In trying to improve the speed of an immensely slow query (several minutes on two tables with only ~50,000 rows each, on SQL Server 2008 if it matters), I narrowed down the problem to an OR
in my inner join, as in:
SELECT mt.ID, mt.ParentID, ot.MasterID
FROM dbo.MainTable AS mt
INNER JOIN dbo.OtherTable AS ot ON ot.ParentID = mt.ID
OR ot.ID = mt.ParentID
I changed this to (what I hope is) an equivalent pair of left joins, shown here:
SELECT mt.ID, mt.ParentID,
CASE WHEN ot1.MasterID IS NOT NULL THEN
ot1.MasterID ELSE
ot2.MasterID END AS MasterID
FROM dbo.MainTable AS mt
LEFT JOIN dbo.OtherTable AS ot1 ON ot1.ParentID = mt.ID
LEFT JOIN dbo.OtherTable AS ot2 ON ot2.ID = mt.ParentID
WHERE ot1.MasterID IS NOT NULL OR ot2.MasterID IS NOT NULL
.. and the query now runs in about a second!

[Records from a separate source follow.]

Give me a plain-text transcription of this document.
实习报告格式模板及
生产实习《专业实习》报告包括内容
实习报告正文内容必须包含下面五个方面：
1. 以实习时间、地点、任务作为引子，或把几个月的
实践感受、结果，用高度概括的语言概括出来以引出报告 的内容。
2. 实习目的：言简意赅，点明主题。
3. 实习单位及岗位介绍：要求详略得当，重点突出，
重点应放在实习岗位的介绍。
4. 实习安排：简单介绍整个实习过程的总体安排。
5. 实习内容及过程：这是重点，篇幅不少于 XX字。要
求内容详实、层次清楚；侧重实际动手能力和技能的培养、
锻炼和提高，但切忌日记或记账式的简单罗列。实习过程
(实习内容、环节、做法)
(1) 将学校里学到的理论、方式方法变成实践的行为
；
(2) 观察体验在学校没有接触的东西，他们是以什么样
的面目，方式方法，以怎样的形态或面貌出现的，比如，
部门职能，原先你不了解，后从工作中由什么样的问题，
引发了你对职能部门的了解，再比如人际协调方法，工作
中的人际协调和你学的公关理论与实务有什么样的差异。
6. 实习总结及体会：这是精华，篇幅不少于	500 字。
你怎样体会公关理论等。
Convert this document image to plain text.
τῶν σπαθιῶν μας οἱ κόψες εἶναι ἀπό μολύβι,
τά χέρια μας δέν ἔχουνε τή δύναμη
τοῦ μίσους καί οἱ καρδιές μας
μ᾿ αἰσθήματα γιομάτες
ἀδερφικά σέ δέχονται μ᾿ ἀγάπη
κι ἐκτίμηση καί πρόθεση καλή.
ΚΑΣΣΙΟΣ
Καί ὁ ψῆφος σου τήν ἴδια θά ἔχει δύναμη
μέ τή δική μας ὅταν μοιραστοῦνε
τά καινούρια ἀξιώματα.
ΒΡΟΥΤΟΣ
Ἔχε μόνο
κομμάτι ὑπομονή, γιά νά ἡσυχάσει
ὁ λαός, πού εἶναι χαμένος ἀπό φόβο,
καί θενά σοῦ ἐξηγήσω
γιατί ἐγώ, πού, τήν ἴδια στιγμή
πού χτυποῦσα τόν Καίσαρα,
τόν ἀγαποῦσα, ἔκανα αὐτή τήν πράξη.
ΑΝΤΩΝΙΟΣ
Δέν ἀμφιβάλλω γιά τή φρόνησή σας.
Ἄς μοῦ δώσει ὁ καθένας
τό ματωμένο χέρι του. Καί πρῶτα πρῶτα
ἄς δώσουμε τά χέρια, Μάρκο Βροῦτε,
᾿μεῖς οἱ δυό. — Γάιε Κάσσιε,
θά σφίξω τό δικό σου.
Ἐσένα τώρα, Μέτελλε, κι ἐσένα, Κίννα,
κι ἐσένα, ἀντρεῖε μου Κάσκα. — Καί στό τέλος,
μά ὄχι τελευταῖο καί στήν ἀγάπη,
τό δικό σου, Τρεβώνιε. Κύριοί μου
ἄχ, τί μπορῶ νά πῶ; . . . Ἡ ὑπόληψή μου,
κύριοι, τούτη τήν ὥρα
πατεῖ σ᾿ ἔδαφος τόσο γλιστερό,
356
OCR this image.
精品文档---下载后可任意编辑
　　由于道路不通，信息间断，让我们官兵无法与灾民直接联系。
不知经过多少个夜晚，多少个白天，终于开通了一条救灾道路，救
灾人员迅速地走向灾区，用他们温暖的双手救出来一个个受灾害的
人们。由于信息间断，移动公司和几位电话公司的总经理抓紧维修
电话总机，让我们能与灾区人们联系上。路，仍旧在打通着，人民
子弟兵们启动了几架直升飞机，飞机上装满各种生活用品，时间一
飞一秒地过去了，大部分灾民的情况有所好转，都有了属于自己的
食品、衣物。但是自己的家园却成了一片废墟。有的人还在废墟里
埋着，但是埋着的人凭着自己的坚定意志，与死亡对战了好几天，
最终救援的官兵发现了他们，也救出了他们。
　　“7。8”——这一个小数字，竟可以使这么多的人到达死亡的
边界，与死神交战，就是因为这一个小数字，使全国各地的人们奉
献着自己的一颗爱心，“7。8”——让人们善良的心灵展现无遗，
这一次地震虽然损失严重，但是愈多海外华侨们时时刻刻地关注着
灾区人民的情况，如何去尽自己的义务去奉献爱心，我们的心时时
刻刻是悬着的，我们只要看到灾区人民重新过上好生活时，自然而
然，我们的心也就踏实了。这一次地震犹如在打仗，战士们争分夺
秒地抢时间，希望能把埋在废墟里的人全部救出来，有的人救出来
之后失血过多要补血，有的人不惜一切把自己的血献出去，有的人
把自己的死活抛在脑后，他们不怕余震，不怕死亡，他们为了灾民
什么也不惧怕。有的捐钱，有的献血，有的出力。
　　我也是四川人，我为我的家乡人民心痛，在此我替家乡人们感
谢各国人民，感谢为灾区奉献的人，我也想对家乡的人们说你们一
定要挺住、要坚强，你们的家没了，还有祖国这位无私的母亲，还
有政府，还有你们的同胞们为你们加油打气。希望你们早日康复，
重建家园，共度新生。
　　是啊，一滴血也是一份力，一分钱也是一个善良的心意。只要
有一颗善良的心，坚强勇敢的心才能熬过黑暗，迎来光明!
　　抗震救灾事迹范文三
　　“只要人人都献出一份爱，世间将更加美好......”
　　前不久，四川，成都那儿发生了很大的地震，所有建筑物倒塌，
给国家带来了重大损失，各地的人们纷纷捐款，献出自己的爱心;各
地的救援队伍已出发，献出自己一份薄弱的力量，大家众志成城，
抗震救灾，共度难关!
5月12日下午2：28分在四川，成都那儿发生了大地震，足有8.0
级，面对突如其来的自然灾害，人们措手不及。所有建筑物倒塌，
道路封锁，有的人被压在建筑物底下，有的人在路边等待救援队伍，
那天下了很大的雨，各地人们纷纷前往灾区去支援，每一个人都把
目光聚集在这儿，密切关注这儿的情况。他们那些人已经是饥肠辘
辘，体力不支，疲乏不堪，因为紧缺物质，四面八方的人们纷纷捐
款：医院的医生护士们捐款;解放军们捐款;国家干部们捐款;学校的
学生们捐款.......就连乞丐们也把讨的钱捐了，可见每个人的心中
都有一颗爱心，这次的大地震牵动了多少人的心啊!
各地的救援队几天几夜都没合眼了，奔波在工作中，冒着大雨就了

Is it generally a bad idea to put an OR
in a join condition? Or am I just unlucky somehow in the layout of my tables?
This kind of JOIN
is not optimizable to a HASH JOIN
or a MERGE JOIN
.
It can be expressed as a concatenation of two resultsets:
SELECT *
FROM maintable m
JOIN othertable o
ON o.parentId = m.id
UNION
SELECT *
FROM maintable m
JOIN othertable o
ON o.id = m.parentId
, each of them being an equijoin, however, SQL Server
's optimizer is not smart enough to see it in the query you wrote (though they are logically equivalent).